Hmmm. Bist Du bei allem so kritisch, oder ist das Problem nicht eher der
Neid der Habenichtse (entschuldigung), um es auf den Punkt zu bringen?
Beispiel: Militaer, um ein weiteres heisses Eisen anzupacken: Mit dem
Etat, den die Bundeswehr jedes Jahr allein fuer den Ersatz und Erhalt
von altem Ruestungsmaterial (Waffen, Munition, Panzer, Ausruestungs-
gegenstaende, aber auch verschlissene Gruenzeug-Hemden und -Hosen) ausgibt,
koennte man problemlos den Forschungsetat von etlichen KMUs bestreiten.
Wenn man die Ausgaben von spektakulaeren Waffensystemen (Tornado, Jaeger 2000
etc.) dazu rechnet, wird es noch irrsinniger. Und das, wo es so friedlich in 
Mitteleuropa ist wie noch nie. Kein Wunder, dass die vielen schoenen Spiel-
sachen und Boeller anderswo ausprobiert werden muessen.
Beispiel 2: Jeder deutsche Bergmann kostet den Staat etwas mehr als 1 Million
Mark per anno an Subventionen. Die Subventionen zum Vernichten von Milchseen,
Obst-, Butter- und Schweine-Gebirgen an die EU gehen auf keine Kuhhaut - so
grosse Kuehe kann noch nicht mal die Genforschung heranzuechten.
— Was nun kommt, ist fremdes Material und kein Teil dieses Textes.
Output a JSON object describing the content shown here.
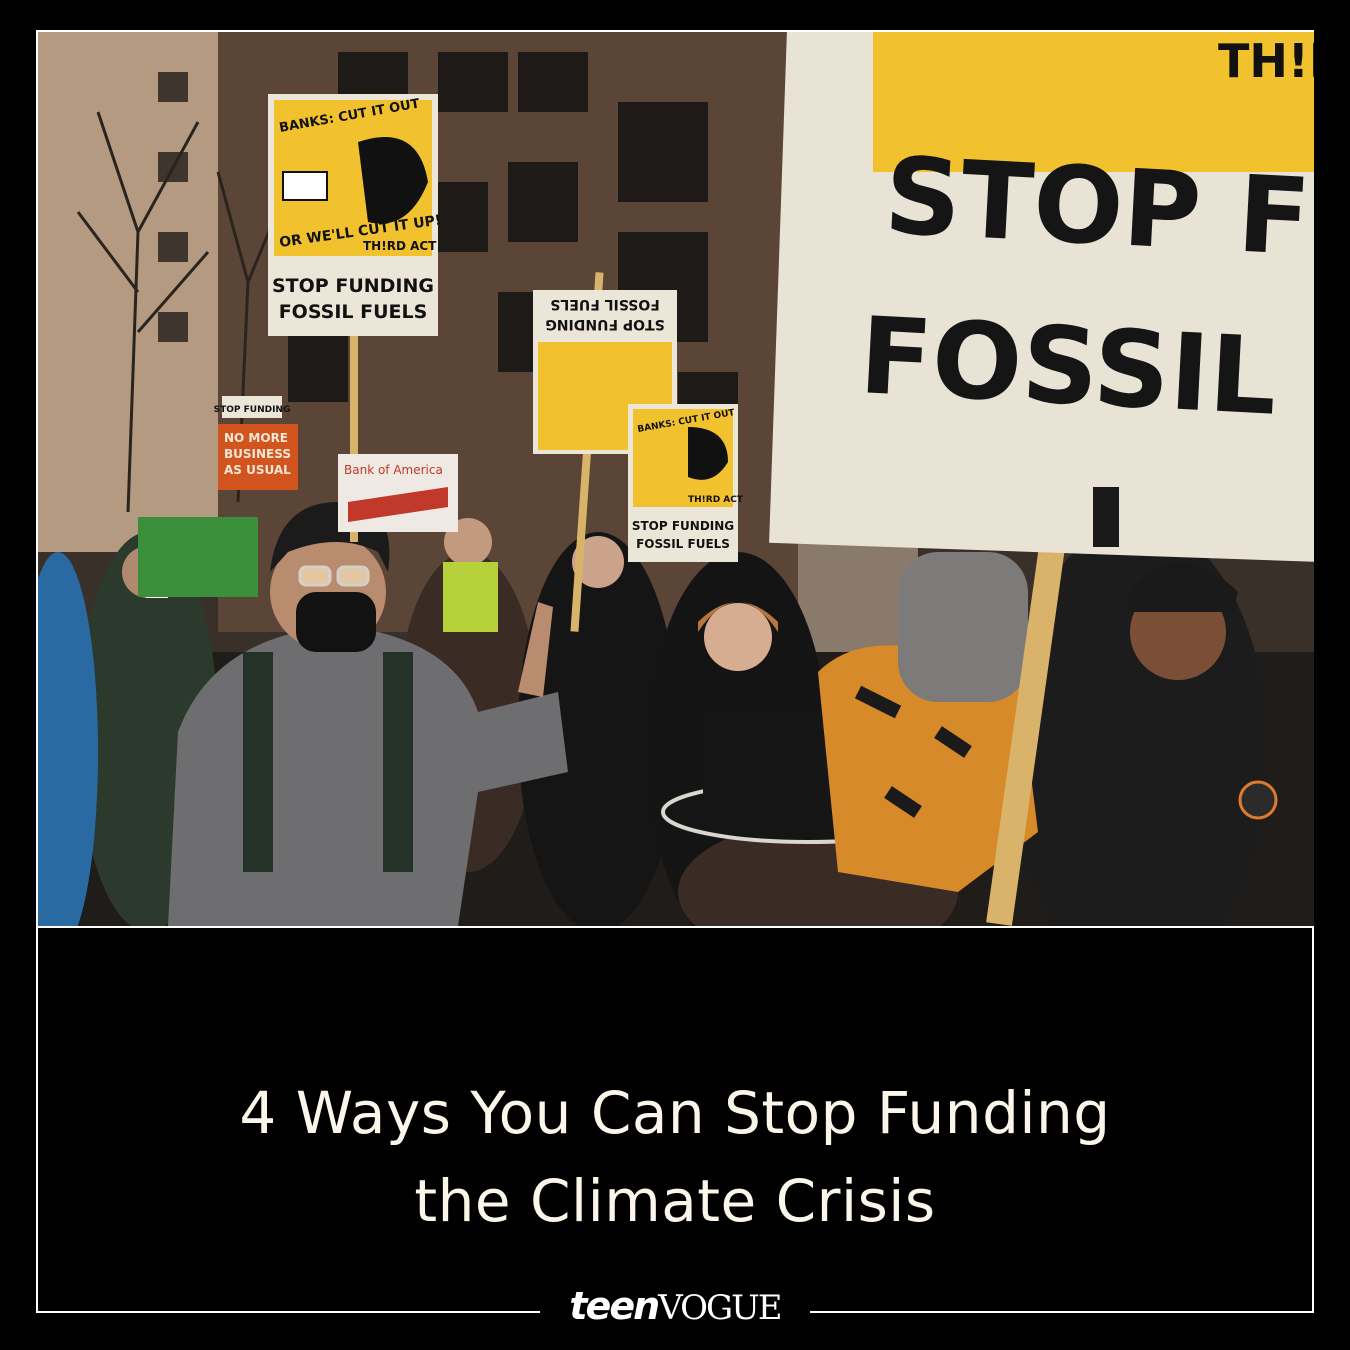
{
  "photo": {
    "signs": {
      "main_top": "TH!RD",
      "main_line1": "STOP FUNDI",
      "main_line2": "FOSSIL FUEL",
      "left_top": "BANKS: CUT IT OUT",
      "left_mid": "OR WE'LL CUT IT UP!",
      "left_brand": "TH!RD ACT",
      "left_line1": "STOP FUNDING",
      "left_line2": "FOSSIL FUELS",
      "small_right_top": "BANKS: CUT IT OUT",
      "small_right_brand": "TH!RD ACT",
      "small_right_line1": "STOP FUNDING",
      "small_right_line2": "FOSSIL FUELS",
      "orange_line1": "NO MORE",
      "orange_line2": "BUSINESS",
      "orange_line3": "AS USUAL",
      "orange_header": "STOP FUNDING",
      "bank_sign": "Bank of America",
      "pin": "TH!RD ACT"
    }
  },
  "headline": {
    "line1": "4 Ways You Can Stop Funding",
    "line2": "the Climate Crisis"
  },
  "brand": {
    "teen": "teen",
    "vogue": "VOGUE"
  },
  "colors": {
    "background": "#000000",
    "headline": "#fbf6ea",
    "sign_yellow": "#f2c12e",
    "frame": "#ffffff"
  }
}
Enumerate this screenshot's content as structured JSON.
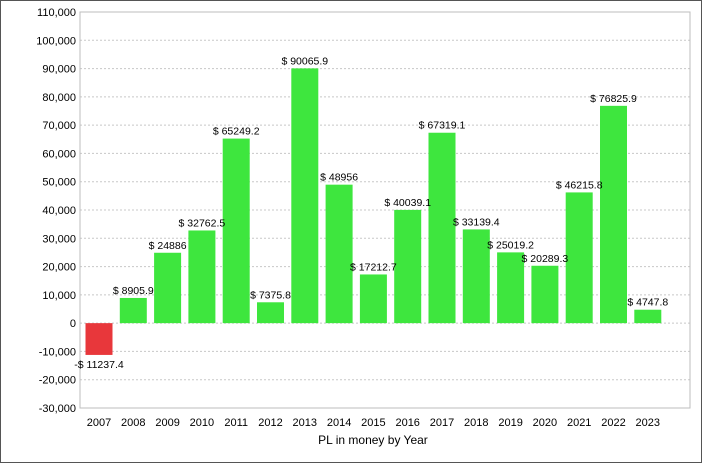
{
  "chart_data": {
    "type": "bar",
    "title": "",
    "xlabel": "PL in money by Year",
    "ylabel": "",
    "ylim": [
      -30000,
      110000
    ],
    "ytick_step": 10000,
    "yticks": [
      "-30,000",
      "-20,000",
      "-10,000",
      "0",
      "10,000",
      "20,000",
      "30,000",
      "40,000",
      "50,000",
      "60,000",
      "70,000",
      "80,000",
      "90,000",
      "100,000",
      "110,000"
    ],
    "grid": true,
    "legend": "none",
    "colors": {
      "positive": "#3ee63e",
      "negative": "#e8373b"
    },
    "categories": [
      "2007",
      "2008",
      "2009",
      "2010",
      "2011",
      "2012",
      "2013",
      "2014",
      "2015",
      "2016",
      "2017",
      "2018",
      "2019",
      "2020",
      "2021",
      "2022",
      "2023"
    ],
    "values": [
      -11237.4,
      8905.9,
      24886,
      32762.5,
      65249.2,
      7375.8,
      90065.9,
      48956,
      17212.7,
      40039.1,
      67319.1,
      33139.4,
      25019.2,
      20289.3,
      46215.8,
      76825.9,
      4747.8
    ],
    "data_labels": [
      "-$ 11237.4",
      "$ 8905.9",
      "$ 24886",
      "$ 32762.5",
      "$ 65249.2",
      "$ 7375.8",
      "$ 90065.9",
      "$ 48956",
      "$ 17212.7",
      "$ 40039.1",
      "$ 67319.1",
      "$ 33139.4",
      "$ 25019.2",
      "$ 20289.3",
      "$ 46215.8",
      "$ 76825.9",
      "$ 4747.8"
    ]
  }
}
Das Problem bei diesen Beispielen ist: es ist niemand direkt betroffen (im
Gegenteil, es gibt sogar unzaehlige Nutzniesser) - es interessiert sich keine
Sau dafuer. Obwohl es um wesentlich hoehere Betraege geht. Der Punkt ist
eine Sankt-Florians-Variante: es darf ja ruhig ueberall gezuendelt werden,
aber wenn mein Haus dran ist... Wer der Brandstifter ist, ist da ziemlich
egal. Oder mehr noch: ich zahle ja ruhig fuer die Brandstiftung, wenn
vielleicht auf diese Weise auch mal ab und zu die boese Konkurrenz 
abgefackelt wird. Es ist jetzt nur unschoen, dass man eifrig mit in 
den Pott eingezahlt hat und nun feststellen muss, dass der eigene Plan
da nicht aufgeht.

> Ich finde das mehr als nur ein bisschen ungerecht. Forschung ist eine
> Sache, die gut und wichtig ist und fuer die Investition nicht schade ist.
> Wenn aber davon meine Konkurrenz gesponsort wird, dann reagiere ich
> saeuerlich.

Hmmm. S.o. Wuerdest Du statt Networking Dich voll auf das Merchandising von
Pinguinen konzentrieren, waere damit die Konkurrenz weg und alles fuer Dich
gegessen? Siemens und M$ verkaufen keine Linux-Pinguine!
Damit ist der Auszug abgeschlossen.